Я не знаю, на что ты способен. Отец пожал плечами с некоторой презрительностью.
Он, кажется, начал что-то говорить, но отец опять сказал: я думаю, наплевать ты способен на кого угодно.
Но это же... Я ей-богу, действительно... Но тут вступила мать, уже в тоне "мамаши", в тоне взбучки. Пьянки твои бесконечные! Кончится это когда-нибудь?! Учиться ты как собираешься?! Хвостов много у тебя?!
Он почувствовал мгновенное облегчение от того, что самое трудное позади прийти и первый раз посмотреть, первый раз сказать, первый раз услышать, однако взбучка только начиналась, ее предстояло терпеть и терпеть. Осмелев, он уже отбрехивался, не без дерзости. Да куда денутся эти контрольные?! Да не так уж я и пью, бросьте вы! Ему уже казалось, что все, достаточно, он уже свое получил. Когда он только вошел, он сразу увидел мать и отца, сразу увидел, что они не спали всю ночь, сразу представил, что они при этом чувствовали, пока он обливал себя бормотухой, спотыкался, валился, пьяно здоровался через скатерть, куражился, бегал за добавочкой; он сразу увидел все это и понял, что ему прощения нет. Но прошло совсем немного, и он чувствовал себя едва ли не самым главным пострадавшим. Сколько можно, в конце концов, тарахтеть?

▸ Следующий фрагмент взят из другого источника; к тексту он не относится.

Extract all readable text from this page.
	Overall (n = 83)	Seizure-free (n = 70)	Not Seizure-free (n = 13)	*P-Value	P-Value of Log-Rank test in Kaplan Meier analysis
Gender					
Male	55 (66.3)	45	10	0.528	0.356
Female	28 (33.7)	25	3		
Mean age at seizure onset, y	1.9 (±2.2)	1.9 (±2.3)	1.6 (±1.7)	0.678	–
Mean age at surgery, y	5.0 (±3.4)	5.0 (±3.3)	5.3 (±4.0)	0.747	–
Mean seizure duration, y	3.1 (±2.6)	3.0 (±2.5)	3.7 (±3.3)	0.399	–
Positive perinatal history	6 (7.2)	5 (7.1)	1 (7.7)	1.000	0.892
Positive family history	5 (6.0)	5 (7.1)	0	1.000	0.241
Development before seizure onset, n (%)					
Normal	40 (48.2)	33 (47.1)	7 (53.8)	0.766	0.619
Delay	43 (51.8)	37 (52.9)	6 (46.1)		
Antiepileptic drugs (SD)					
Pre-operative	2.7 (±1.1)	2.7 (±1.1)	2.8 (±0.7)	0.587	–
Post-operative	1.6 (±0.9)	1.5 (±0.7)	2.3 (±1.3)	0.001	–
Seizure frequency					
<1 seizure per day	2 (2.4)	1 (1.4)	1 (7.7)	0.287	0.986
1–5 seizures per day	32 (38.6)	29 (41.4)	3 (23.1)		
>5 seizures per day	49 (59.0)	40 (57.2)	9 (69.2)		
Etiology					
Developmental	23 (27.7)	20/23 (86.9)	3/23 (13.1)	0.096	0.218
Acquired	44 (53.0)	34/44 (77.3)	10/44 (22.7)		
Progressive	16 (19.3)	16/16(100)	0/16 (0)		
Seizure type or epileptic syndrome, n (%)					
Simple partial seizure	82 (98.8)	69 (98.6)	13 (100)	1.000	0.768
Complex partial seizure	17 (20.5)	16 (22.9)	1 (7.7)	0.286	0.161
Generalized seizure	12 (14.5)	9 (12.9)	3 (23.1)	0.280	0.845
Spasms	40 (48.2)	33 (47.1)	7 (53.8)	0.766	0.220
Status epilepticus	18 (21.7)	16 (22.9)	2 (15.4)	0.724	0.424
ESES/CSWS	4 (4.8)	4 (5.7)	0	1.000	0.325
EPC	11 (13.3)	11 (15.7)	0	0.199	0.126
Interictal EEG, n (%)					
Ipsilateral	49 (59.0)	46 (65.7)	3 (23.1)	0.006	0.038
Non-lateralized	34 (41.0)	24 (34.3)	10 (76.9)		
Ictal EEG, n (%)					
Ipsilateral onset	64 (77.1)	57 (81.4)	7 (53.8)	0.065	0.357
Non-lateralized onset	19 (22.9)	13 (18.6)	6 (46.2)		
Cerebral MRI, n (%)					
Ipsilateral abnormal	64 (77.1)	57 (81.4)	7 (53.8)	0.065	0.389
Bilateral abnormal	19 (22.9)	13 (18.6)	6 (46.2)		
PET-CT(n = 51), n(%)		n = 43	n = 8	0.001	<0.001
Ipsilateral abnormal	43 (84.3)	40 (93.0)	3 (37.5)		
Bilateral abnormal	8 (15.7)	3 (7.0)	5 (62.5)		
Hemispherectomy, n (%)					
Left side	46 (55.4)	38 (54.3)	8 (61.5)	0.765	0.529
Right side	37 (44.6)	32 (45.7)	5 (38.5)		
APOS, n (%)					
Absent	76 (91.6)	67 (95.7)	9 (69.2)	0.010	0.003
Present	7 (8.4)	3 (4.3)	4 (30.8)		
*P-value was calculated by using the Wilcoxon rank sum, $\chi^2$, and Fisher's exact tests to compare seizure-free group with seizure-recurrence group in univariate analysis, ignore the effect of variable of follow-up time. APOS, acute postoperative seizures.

Он все так и стоял в прихожей, огрызаясь на них, как будто из клетки, или наоборот, в клетку. Башмаки он так и не снял, а осточертевшую куртку уронил где-то рядом, куда попало, каким-то краем почувствовав маленькое удовольствие; пнуть бы ее еще, суку. Вдруг крупно дернулась, вильнула нога; он почувствовал, как что-то внезапно набрякло, вспухло в голове, какая-то тошнотворная гадость там, мерзость. Он не мог больше стоять на одном месте и пошел в комнату. Куда в башмаках?.. Чистый пол... Что-то такое до него донеслось, но ему было на это наплевать; он уселся на диван, пытался расстегнуть верхнюю пуговицу на рубашке, она оторвалась, держалась на ниточке, он почувствовал прилив жара к голове, к спине. Стало до того хреново, не мог больше, и он заговорил, потому что надо было что-то делать, иначе он околеет прямо здесь, на этом диване.
- Веселюсь, говорите?! Вы бы... Послушайте! Нет, послушайте! Я расплачиваюсь за какие-то чужие грехи! Я их не совершал! Кальвинизм какой-то! Мне суждено погибнуть! И вы виноваты! Ты виноват! Я не могу жить! Вы виноваты! Кальвинизм какой-то!
Каким-то краем он увидел, что мать было возмутилась, но сразу же испугалась, хотя и продолжала говорить как бы все тем же тоном, так же громко, но все равно, это уже был скорее лепет; она с испугом вглядывалась в его лицо. Отец пропал из поля зрения.
Голова переполнялась, сейчас она лопнет; он резко встал с дивана и пошел, вокруг все плыло, шаталось. Голоса. "Кальвинизм", - хрипло, сдавленно сказал он еще раз, направляясь к дверям; его перемкнуло с "ей-богу" на "кальвинизм", задребезжало стекло, - он грубо саданул плечом деревянно-стеклянную половинку двери, - шарил по нагрудному карману, надо немедленно закурить, хоть что-то сделать, открыл слабыми, эфемерными руками дверь на лестницу. У своего мусоропровода он закуривал неправдоподобно прыгающими руками. Сейчас какая-нибудь трубка лопнет в голове... И хана... Побледневшая мать спускалась к нему. Тебе воды принести? Корвалольчику? Ты не волнуйся, не волнуйся. Он со всхлипами курил папиросу, держа ее двумя руками, как духовой инструмент. Тупая боль наваливалась на затылок изнутри. Он почувствовал, что сейчас его вырвет; он затянулся изо всей мочи. Спокойно, спокойно. Все нормально... Голова что-то... Говорил он вслух; мать стояла рядом и держала его за руку, за сгиб руки. Потом понеслась за водой. Потом он сидел на мусоропроводной крышке и пил воду из чашки, зубы стучали о фаянс.